If we didn’t hear it in school, we heard it on TV: that everyone has a right to an attorney and that “if you cannot afford one, one will be provided to you.” But this constitutional safeguard applies only to criminal defendants, making access to justice tenuous for those without the funds to represent them in custody, eviction, domestic violence and other high-stakes civil cases.
Standing up for disadvantaged Mainers is the goal of Maine’s civil legal aid providers, and a newly released report shows that their efforts put around $105 million in the Maine economy every year. Legal aid benefits not just clients but also the community as a whole — making it imperative for everyone who truly believes in “justice for all” to be advocates and donors.
University of Maine economics professor Todd Gabe carried out the study for the Justice Action Group, a nonprofit advocacy organization. In 2015, Gabe found, legal aid led to an estimated $37 million in recoveries in individual cases, by helping clients access federal programs (e.g., food stamps), get income tax refunds and reductions, and get back money taken in senior-exploitation schemes or illegal debt collection.
Legal aid services also enabled domestic abuse victims to obtain protective orders; allowed single parents to secure child and spousal support, and helped people facing evictions and foreclosures hang on to their homes.

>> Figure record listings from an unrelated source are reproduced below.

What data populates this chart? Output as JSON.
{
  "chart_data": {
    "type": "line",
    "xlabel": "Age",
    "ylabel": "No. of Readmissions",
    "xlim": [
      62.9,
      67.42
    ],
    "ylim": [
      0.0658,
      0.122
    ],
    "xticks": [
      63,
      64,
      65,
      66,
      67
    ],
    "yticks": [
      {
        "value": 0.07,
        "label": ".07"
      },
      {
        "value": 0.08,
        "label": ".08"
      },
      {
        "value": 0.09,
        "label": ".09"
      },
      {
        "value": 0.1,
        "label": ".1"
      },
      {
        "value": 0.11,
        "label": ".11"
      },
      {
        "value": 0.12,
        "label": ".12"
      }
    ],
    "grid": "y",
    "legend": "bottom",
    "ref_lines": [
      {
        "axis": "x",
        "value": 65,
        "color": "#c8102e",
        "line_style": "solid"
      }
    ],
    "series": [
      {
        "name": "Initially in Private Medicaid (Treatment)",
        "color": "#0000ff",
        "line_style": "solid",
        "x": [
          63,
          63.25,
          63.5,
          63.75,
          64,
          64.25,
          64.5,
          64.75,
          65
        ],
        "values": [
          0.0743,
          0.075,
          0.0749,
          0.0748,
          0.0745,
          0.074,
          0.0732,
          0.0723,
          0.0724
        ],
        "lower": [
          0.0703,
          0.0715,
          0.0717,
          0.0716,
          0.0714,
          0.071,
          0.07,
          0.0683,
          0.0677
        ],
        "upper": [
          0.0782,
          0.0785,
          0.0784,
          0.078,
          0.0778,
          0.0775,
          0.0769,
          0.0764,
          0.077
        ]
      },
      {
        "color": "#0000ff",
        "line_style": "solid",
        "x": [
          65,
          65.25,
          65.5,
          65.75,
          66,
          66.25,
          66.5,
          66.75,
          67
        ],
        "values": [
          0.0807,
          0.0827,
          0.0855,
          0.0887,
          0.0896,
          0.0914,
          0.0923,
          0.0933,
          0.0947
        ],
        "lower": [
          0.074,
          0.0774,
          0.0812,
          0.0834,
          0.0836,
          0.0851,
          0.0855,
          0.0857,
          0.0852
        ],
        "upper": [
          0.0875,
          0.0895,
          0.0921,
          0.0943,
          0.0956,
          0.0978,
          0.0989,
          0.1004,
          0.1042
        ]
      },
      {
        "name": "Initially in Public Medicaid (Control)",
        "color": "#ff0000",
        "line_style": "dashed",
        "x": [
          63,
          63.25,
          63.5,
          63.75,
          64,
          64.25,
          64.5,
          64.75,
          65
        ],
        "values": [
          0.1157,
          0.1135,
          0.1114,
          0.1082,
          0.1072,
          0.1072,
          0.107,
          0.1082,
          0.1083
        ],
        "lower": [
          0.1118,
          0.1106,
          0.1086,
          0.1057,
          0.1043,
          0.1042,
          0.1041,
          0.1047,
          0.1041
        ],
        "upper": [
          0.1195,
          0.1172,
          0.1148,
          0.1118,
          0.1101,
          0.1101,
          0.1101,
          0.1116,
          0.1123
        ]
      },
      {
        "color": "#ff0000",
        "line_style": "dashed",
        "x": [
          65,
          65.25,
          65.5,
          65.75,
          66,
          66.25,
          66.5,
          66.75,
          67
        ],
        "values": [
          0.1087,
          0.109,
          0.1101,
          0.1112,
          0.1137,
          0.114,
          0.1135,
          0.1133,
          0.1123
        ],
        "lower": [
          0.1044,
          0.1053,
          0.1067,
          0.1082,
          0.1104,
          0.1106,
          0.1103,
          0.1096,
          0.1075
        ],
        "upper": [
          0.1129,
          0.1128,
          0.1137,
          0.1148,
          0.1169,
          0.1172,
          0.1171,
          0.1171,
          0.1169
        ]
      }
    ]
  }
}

How does the community benefit? Families who are able to avoid homelessness and domestic violence are less likely to need public assistance, transitional housing and other crisis services — thus saving taxpayers’ money. Assistance to domestic violence survivors reduces the chance of further abuse, paying off for employers in lower health care costs and fewer absences from work. And cities and towns save on General Assistance costs when legal aid groups help asylum seekers obtain work permits.
Civil legal aid’s impact was even greater for systemic cases, at $68 million. Because of the services, according to Gabe, 750 Mainers with hearing impairments received hearing aids they had been unable to obtain, while health care coverage was preserved for 33,000 Maine seniors and people with disabilities.
What legal aid providers have been able to get done is even more remarkable considering the state could use a lot more of them. In 1990, the Muskie Commission concluded that Maine had to have the equivalent of 282 full-time civil legal aid attorneys to address the need for civil legal aid; in 2016, there were just 40 full-time equivalent civil legal aid lawyers in Maine. As it is, an estimated 75 to 80 percent of Mainers who appear before a judge in a civil case wind up representing themselves.
Civil legal aid providers in Maine rely on donated services, state and federal funding and private contributions, but it’s clearly not enough to meet the needs of vulnerable Mainers. No one should have to go hungry or homeless for lack of legal representation — so what are we going to do about it?